Got the T shirt

When designer and restaurateur Sir Terence Conran took over Quaglino’s in 1991, a small part of his rejuvenation of the large restaurant in the smart St James’s area of London involved creating a metal Q-shaped ashtray for each table.

Object of desire: Quaglino’s famous ashtrays

In the days of smoking in restaurants and pubs Quaglino’s also sold cigarettes, which helped the ashtrays become a well-used feature. What he couldn’t have foreseen was the amount of theft involving those well-designed items would play a role in Quaglino’s becoming an era-defining restaurant.

The restaurant gained many column inches about those ashtrays, with an estimated 25,000 stolen in the first ten years of Conran’s ownership. They were going “missing” at such a rate the decision was made to sell them in smart gift boxes for £15. This didn’t prove as successful as Conran hoped but this story highlights how restaurants and food brand merchandise is nothing new.

Quaglino’s followed a move by Hard Rock Cafe to make merchandise an integral part of its proposition. The clever part of Hard Rock’s mission was to ensure each restaurant had its own T-shirt with its home city emblazoned across the front. This created a desire to collect the shirts, which itself drove footfall into the restaurants. Others have followed its lead including one early adopter, Italian motorcycle fashion chain Deus Ex Machina, whose clothing features the addresses of its stores’ cities. 

Many people will look down on such items when compared with those covetable Quaglino’s ashtrays – even though Conran’s creations were accessories to shortening lives at a much quicker rate than a Hard Rock quarter-pounder.

But clearly those smart cookies at Hard Rock Cafe were on to something way before others because merchandise is arguably as important today as it has ever been. “Merch” extends memories of a restaurant visit way beyond the initial experience and helps to feed social media’s ravenous appetite.

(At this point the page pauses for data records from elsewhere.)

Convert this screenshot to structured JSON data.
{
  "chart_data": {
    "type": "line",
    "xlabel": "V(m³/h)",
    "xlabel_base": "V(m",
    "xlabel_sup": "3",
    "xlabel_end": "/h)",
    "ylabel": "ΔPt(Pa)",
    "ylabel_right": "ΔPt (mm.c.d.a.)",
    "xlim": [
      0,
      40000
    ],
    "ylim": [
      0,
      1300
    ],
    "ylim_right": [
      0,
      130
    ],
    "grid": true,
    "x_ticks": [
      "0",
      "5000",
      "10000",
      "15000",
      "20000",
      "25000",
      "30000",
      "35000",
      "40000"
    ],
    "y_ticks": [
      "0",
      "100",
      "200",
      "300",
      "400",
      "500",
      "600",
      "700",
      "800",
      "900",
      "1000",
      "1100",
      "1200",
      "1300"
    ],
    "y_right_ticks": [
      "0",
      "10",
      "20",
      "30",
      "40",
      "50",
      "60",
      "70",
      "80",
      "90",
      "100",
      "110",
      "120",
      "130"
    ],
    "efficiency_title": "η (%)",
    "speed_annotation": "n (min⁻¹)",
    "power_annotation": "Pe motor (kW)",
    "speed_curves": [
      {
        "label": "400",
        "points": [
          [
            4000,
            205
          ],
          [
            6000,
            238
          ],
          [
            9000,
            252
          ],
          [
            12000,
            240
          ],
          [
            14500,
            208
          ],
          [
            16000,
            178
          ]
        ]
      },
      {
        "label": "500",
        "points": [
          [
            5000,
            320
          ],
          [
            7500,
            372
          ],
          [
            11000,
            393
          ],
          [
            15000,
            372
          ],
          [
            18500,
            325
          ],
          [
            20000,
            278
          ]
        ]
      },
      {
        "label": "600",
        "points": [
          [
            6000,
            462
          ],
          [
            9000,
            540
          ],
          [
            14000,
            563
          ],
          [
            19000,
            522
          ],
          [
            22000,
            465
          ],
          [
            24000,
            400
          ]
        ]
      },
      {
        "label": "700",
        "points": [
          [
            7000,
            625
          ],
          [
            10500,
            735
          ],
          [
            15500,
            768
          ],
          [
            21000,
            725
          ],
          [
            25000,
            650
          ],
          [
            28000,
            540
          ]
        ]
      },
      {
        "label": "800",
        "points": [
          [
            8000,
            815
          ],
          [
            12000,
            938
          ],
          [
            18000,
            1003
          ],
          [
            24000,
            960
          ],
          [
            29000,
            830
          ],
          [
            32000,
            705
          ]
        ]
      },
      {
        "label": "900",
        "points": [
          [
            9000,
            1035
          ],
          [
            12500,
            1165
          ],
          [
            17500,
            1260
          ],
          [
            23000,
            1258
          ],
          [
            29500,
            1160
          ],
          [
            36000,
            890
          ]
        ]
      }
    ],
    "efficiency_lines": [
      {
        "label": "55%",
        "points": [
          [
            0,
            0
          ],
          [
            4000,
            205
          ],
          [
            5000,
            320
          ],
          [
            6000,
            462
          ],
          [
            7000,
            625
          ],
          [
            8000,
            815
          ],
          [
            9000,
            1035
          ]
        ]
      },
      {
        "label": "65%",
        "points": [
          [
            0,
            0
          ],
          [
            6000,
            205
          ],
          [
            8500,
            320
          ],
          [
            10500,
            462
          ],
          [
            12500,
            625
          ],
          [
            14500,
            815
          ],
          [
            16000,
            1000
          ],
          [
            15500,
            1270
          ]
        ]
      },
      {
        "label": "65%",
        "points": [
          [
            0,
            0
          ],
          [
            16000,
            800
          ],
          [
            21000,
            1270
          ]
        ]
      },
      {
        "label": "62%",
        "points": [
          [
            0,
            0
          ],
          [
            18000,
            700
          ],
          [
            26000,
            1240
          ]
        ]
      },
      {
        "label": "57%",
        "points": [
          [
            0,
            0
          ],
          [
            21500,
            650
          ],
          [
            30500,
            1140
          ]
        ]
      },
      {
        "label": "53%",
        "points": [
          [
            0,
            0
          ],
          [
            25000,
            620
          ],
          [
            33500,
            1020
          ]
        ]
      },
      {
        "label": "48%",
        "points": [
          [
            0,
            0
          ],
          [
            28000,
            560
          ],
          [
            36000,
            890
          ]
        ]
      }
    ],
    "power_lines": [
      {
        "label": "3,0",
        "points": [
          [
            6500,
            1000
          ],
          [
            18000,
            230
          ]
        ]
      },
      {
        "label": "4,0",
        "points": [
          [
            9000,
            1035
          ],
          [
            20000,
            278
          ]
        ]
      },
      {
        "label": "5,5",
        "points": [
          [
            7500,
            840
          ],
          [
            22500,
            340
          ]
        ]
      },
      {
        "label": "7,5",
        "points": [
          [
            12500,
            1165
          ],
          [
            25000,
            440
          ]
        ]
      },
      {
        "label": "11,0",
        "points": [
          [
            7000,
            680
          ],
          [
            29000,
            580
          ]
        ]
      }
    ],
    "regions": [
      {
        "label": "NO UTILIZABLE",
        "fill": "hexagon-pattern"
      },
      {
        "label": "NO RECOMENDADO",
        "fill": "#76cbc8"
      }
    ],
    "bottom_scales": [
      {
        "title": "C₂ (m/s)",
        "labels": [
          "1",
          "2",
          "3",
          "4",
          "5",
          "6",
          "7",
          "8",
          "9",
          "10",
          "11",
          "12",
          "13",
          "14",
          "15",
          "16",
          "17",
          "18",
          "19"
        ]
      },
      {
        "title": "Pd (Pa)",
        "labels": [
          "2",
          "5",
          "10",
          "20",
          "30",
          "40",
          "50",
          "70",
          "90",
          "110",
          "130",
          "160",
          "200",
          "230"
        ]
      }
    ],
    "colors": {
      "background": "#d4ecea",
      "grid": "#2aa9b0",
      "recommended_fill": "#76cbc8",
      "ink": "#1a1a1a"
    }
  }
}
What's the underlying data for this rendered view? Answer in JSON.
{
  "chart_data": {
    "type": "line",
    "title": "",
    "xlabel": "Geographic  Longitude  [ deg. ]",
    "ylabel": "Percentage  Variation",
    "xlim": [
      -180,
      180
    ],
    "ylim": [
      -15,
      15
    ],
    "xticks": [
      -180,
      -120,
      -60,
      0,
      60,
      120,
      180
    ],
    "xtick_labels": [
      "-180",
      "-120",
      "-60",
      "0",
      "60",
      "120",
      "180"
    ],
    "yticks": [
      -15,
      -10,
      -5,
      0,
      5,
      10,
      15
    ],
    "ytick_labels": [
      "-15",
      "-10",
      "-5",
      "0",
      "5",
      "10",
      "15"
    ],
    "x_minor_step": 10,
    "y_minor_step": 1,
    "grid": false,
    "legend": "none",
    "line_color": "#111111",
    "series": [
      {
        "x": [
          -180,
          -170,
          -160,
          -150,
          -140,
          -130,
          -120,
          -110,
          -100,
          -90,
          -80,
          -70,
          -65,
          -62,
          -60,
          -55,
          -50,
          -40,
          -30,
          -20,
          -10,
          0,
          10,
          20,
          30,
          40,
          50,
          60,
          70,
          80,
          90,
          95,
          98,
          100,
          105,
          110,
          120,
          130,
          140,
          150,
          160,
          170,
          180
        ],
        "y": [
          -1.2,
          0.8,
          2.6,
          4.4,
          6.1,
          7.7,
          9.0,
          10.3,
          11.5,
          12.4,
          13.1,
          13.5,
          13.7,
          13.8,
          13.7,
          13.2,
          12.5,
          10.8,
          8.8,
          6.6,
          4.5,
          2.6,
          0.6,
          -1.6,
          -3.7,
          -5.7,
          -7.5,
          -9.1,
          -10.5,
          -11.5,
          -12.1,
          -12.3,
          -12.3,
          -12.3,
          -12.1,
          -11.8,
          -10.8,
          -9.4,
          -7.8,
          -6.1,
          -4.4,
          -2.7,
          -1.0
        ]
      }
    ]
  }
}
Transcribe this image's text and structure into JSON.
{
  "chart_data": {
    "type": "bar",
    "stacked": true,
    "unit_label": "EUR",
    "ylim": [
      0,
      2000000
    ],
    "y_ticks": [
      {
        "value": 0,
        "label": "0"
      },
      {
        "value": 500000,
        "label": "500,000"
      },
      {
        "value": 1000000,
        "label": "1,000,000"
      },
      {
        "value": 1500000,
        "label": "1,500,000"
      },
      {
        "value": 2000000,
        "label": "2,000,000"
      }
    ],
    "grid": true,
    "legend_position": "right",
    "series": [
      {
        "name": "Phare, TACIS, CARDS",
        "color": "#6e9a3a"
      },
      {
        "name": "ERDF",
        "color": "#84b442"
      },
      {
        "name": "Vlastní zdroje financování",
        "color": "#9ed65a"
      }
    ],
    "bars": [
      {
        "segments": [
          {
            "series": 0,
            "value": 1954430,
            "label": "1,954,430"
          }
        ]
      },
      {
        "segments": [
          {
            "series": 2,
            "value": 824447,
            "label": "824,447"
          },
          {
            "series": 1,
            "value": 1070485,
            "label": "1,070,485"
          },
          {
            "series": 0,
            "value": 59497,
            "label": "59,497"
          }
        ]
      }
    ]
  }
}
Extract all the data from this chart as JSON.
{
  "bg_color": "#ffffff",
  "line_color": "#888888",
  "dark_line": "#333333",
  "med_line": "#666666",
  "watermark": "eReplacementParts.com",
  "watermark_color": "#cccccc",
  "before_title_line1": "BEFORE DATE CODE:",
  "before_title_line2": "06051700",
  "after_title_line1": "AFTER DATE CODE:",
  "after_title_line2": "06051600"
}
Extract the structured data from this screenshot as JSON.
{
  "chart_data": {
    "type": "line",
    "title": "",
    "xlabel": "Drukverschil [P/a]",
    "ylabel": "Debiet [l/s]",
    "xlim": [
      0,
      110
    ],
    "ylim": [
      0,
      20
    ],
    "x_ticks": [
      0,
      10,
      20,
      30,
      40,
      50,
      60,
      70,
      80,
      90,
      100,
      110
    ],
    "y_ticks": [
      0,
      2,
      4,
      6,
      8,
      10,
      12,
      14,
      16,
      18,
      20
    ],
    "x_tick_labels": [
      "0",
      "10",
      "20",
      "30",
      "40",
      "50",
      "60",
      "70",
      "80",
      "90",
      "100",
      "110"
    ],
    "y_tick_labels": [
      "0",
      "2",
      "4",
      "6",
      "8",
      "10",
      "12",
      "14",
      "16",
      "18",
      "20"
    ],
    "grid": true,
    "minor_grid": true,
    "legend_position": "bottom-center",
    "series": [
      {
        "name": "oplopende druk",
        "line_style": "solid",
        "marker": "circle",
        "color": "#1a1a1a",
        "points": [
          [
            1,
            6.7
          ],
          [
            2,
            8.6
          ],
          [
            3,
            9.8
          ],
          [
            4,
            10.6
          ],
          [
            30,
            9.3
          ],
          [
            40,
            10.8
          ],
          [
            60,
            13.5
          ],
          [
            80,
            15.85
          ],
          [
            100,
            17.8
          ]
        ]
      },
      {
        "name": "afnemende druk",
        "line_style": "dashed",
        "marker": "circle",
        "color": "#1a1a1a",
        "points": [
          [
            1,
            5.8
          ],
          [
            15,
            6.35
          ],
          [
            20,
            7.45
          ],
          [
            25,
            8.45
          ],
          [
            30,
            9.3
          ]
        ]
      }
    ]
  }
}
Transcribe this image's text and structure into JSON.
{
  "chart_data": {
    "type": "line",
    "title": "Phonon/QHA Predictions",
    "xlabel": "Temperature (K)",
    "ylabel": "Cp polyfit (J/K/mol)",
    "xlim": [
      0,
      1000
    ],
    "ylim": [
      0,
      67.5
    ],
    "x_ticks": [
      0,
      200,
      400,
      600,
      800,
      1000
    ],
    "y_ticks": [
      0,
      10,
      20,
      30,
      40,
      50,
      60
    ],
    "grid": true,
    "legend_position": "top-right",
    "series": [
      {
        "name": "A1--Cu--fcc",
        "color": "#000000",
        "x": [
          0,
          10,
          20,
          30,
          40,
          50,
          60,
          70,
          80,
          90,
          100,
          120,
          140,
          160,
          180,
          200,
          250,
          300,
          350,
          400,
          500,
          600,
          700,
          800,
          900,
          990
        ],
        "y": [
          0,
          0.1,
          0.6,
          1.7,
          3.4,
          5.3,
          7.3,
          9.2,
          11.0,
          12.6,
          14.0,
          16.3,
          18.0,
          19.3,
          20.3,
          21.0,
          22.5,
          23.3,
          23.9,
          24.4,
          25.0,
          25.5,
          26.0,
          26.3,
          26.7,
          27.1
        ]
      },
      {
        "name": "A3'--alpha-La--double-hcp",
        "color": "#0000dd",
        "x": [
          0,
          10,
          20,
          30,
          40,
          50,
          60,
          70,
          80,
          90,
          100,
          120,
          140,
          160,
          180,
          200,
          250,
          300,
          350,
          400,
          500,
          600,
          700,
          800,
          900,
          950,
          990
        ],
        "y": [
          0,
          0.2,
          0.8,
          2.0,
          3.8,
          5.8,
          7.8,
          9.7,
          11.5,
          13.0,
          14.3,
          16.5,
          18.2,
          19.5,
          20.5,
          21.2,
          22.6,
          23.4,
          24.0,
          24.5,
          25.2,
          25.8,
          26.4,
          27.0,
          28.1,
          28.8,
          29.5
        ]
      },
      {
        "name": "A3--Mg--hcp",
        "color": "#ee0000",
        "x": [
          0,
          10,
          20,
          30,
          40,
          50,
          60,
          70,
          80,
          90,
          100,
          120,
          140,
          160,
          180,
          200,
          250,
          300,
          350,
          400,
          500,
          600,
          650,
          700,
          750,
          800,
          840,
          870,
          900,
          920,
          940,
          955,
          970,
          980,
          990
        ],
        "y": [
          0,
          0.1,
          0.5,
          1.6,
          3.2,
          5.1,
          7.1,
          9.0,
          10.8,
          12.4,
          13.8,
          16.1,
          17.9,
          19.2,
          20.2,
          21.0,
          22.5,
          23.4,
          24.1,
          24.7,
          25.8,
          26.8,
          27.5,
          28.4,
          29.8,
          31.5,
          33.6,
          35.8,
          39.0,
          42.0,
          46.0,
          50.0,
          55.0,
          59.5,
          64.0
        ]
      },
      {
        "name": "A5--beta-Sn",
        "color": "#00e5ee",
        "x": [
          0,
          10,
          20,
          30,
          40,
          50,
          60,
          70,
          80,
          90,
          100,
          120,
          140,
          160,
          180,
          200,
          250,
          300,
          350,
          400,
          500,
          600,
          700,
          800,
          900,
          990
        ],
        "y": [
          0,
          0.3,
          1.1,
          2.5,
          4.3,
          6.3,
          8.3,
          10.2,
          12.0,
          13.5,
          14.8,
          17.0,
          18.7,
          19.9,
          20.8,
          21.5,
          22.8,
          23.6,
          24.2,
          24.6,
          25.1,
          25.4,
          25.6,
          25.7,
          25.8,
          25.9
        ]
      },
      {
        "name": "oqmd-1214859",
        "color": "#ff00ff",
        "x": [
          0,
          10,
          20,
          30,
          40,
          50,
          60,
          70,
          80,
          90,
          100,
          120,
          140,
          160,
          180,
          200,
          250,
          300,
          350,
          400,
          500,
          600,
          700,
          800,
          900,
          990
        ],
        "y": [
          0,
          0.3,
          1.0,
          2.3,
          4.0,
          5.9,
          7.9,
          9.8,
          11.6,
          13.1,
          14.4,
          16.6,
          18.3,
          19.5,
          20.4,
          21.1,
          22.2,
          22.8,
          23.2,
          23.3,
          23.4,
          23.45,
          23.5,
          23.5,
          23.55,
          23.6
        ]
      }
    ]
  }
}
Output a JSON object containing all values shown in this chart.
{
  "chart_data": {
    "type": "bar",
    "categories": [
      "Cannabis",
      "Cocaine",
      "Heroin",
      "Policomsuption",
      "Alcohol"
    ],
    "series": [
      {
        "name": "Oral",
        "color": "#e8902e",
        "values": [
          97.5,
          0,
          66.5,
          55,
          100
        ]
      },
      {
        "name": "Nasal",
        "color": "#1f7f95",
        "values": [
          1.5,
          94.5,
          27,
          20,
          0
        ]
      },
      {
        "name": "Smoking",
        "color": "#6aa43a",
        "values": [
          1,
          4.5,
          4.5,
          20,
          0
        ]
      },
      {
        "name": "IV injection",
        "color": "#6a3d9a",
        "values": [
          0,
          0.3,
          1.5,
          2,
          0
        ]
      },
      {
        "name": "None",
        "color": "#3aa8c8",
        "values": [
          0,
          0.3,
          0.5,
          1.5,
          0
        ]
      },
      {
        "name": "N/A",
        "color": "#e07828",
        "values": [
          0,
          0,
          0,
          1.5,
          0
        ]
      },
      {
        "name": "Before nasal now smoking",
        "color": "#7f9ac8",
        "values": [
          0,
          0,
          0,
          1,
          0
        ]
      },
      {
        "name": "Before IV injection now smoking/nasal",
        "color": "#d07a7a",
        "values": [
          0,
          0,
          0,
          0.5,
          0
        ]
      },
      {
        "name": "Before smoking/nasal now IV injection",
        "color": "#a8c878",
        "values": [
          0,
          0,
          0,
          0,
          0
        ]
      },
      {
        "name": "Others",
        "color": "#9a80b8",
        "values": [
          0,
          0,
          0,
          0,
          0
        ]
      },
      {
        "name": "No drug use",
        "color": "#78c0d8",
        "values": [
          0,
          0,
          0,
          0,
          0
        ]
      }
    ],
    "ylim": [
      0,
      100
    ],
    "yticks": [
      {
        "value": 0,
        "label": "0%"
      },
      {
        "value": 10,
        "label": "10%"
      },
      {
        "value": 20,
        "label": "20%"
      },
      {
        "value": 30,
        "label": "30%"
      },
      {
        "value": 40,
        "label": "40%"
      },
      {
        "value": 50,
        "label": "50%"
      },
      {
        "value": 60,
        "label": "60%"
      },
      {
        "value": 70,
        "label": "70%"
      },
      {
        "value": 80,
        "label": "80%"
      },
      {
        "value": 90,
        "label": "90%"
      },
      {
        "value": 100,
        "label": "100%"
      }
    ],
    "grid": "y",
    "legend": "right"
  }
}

Perhaps we’re moving towards a situation where the T-shirt becomes more important than the meal itself in the same way people are attracted towards the gift shops in galleries and museums before they’ve even seen a single piece of art or exhibit. Why bother to pay to see the actual painting when you can buy the postcard for a snip of the price?

This might be a little far-fetched but you can’t dispute the rise of merchandise. Even McDonald’s has recognised its value. Having been reluctant to get involved, the company changed tack a couple of years ago and started selling cleverly designed merchandise at its convention for employees and operators. Items were feverishly snapped up, leading McDonald’s senior vice-president of global marketing Colin Mitchell to see potential to make some money while enabling the Instagram generation to “deploy their fandom”. 

Since then, the company has been building the variety of branded items it sells online through its Golden Arches Unlimited store and a pilot within a flagship Chicago restaurant. McDonald’s joins other major foodservice brands such as KFC and Taco Bell in spotting merchandise can drive a healthy revenue stream to offset tough food sales on the high street.

If it’s golden then it’s McDonald’s

With the larger restaurant operators flogging merchandise, supplying branded food items to supermarkets and handling increasing delivery orders, these are interesting times for bricks and mortar and what share of total revenue they will drive in the future for major foodservice brands.